GuidesChangelog
Guides
Guides
Guides

New-build, Retrofit, and Retirement Decisions

We attempt to build a realistic evolution of the capacity stack given both net-zero goals but also current commercial (and operational) realities. For example, we do not forecast a system with no gas on it in 2035 as we see that would lead to loss of load - which we see as a red line.

Economics inform capacity growth and decline

Hurdle rates for NPV and IRR calculations are based on analysis by Europe Economics, with adjustments made to account for higher interest rates since this was published.

  • We make retirement and retrofit decisions for unabated CCGTs. CCGTs that are not retrofitted with CCS are retired in the year of their maximum cumulative cashflows. A plant is retrofitted with CCS if it is technically feasible:
    • close to a planned carbon storage cluster,
    • profitable (NPV is greater than 0),
    • preferable to continued unabated generation (i.e., there is a higher NPV for retrofit).
  • We make new build decisions for abated CCGTs (ie CCS). New abated CCGT plants are built when IRR exceeds the hurdle rate. We allow a maximum of 3 abated CCGT build decisions in each model iteration (ie across the forecast horizon). We assume that newly built unabated CCGT plants have a capacity of 0.9 GW. For the first 5GW of CCS, we assume a hurdle rate of 0%. For every subsequent GW that is built, we assume an incremental jump in the hurdle rate of 0.3% as the technology matures.
  • We make new-build decisions for gas reciprocating engines. New plants are built when IRR exceeds the hurdle rate. New-build gas reciprocating engines have capacities of 100MW, and we allow a maximum of 10 new-build decisions for each, in each iteration. Existing OCGTs and gas reciprocating engines are retired in the year of their maximum cumulative cashflows. We don't build any new OCGTs.
  • We make new build decisions for batteries. New batteries are built when IRR exceeds the hurdle rate. We allow a maximum of 10 new-build decisions over the time horizon per iteration, and apply a learning rate to the capacity of batteries we can build per year, starting at 3GW and by 2040 this is 4.8GW. We assume that newly built batteries have a capacity of 0.2 GW.

For example, when we say we allow 10 new build decisions for storage in each model iteration, it means we could build 10 new batteries in iteration 1, i.e., 1 per year from 2030 to 2040. In iteration 2, we build another 10 - giving 2 per year from 2030 - 2040. This could push spreads down in the price model - reducing IRR - so in iteration 3 we get 1 per year from 2030 - 2037, ie 7 new systems. Or, 17 new systems in total.
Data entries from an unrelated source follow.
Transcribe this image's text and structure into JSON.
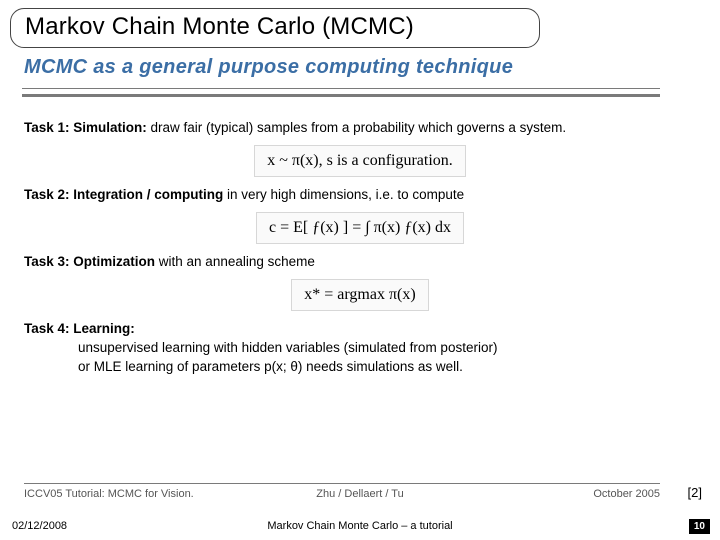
{
  "title": "Markov Chain Monte Carlo (MCMC)",
  "subtitle": "MCMC as a general purpose computing technique",
  "tasks": {
    "t1": {
      "label": "Task 1: Simulation:",
      "desc": " draw fair (typical) samples from a probability which governs a system."
    },
    "t2": {
      "label": "Task 2: Integration / computing",
      "desc": " in very high dimensions, i.e. to compute"
    },
    "t3": {
      "label": "Task 3: Optimization",
      "desc": " with an annealing scheme"
    },
    "t4": {
      "label": "Task 4:  Learning:",
      "desc": ""
    }
  },
  "formulas": {
    "f1": "x  ~  π(x),  s is a configuration.",
    "f2": "c = E[ ƒ(x) ] = ∫ π(x) ƒ(x) dx",
    "f3": "x* = argmax  π(x)"
  },
  "learning": {
    "l1": "unsupervised learning with hidden variables (simulated from posterior)",
    "l2": "or MLE learning of parameters p(x; θ) needs simulations as well."
  },
  "citation": {
    "left": "ICCV05 Tutorial: MCMC for Vision.",
    "mid": "Zhu / Dellaert / Tu",
    "right": "October   2005"
  },
  "ref2": "[2]",
  "footer": {
    "date": "02/12/2008",
    "title": "Markov Chain Monte Carlo – a tutorial",
    "page": "10"
  },
  "colors": {
    "subtitle": "#3b6ea5",
    "rule": "#7a7a7a"
  }
}
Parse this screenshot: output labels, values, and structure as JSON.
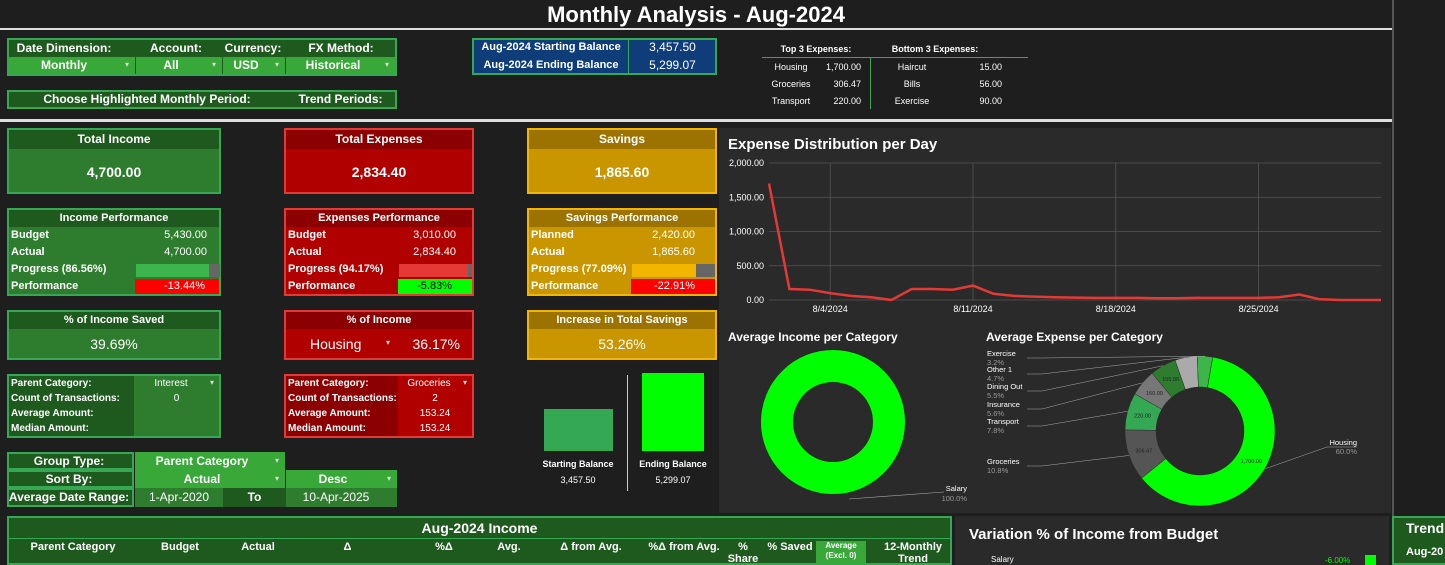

As we loop through multiple iterations of the model, it converges on a suitable build-out: one that responds to system needs without saturating the revenues (causing low IRRs) and avoids an overbuild.

An example of varying technology build-out. This is taken from a development run and is not used within the final forecast

An example of varying technology build-out. This is taken from a development run and is not used within the final forecast

All decisions are reversible. This means that any under or overbuild of a generation type can be corrected in the next iteration. This results in an iterative process where capacity build-out converges to an optimal solution.